Eugene Kaspersky, co-founder of the Russian cybersecurity firm, said Tuesday that the company had recently filed antitrust complaints with the European Commission and Germany’s Federal Cartel Office. Kaspersky had raised the issue with Russia’s antitrust regulator in November.

“We see clearly – and are ready to prove – that Microsoft uses its dominant position in the computer operating system market to fiercely promote its own – inferior – security software,” Kaspersky said.

In many cases, Kaspersky says, customers who update their operating system to Windows 10 from older versions find that their Kaspersky antivirus tools have been deleted or disabled. The company also criticized Microsoft for making it impossible to remove Windows Defender, Microsoft’s own antivirus software, in some editions of Windows.

In a statement, Microsoft said its aim was to protect Windows users, and “we are confident that the security features of Windows 10 comply with competition laws.”

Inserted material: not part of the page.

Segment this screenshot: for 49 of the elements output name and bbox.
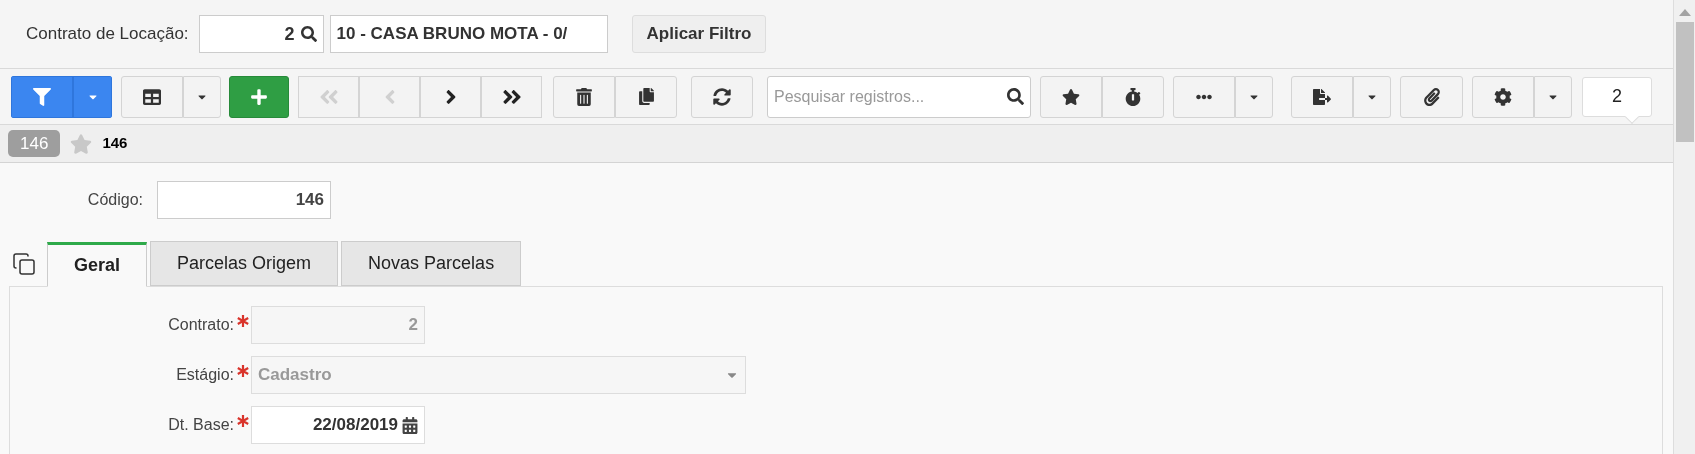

Microsoft said it had reached out to Kaspersky months ago to arrange a meeting between executives to address the concerns, but that gathering has not taken place.

Following Kaspersky’s complaint in Russia, regulators there held hearings on Microsoft’s antivirus policies in Windows 10. They haven’t reached a conclusion.

The latest complaints don’t necessarily indicate that European Union or German regulators will take up an investigation of Microsoft’s practices.

The EU has been a tough overseer of Microsoft over the years, fining the company about $733 million in 2013 for violating a pledge to gives Windows users a clear option to use web browsers built by other companies.

This year, an EU data collection watchdog criticized what it said was a lack of transparency in the data collection practices of Windows 10.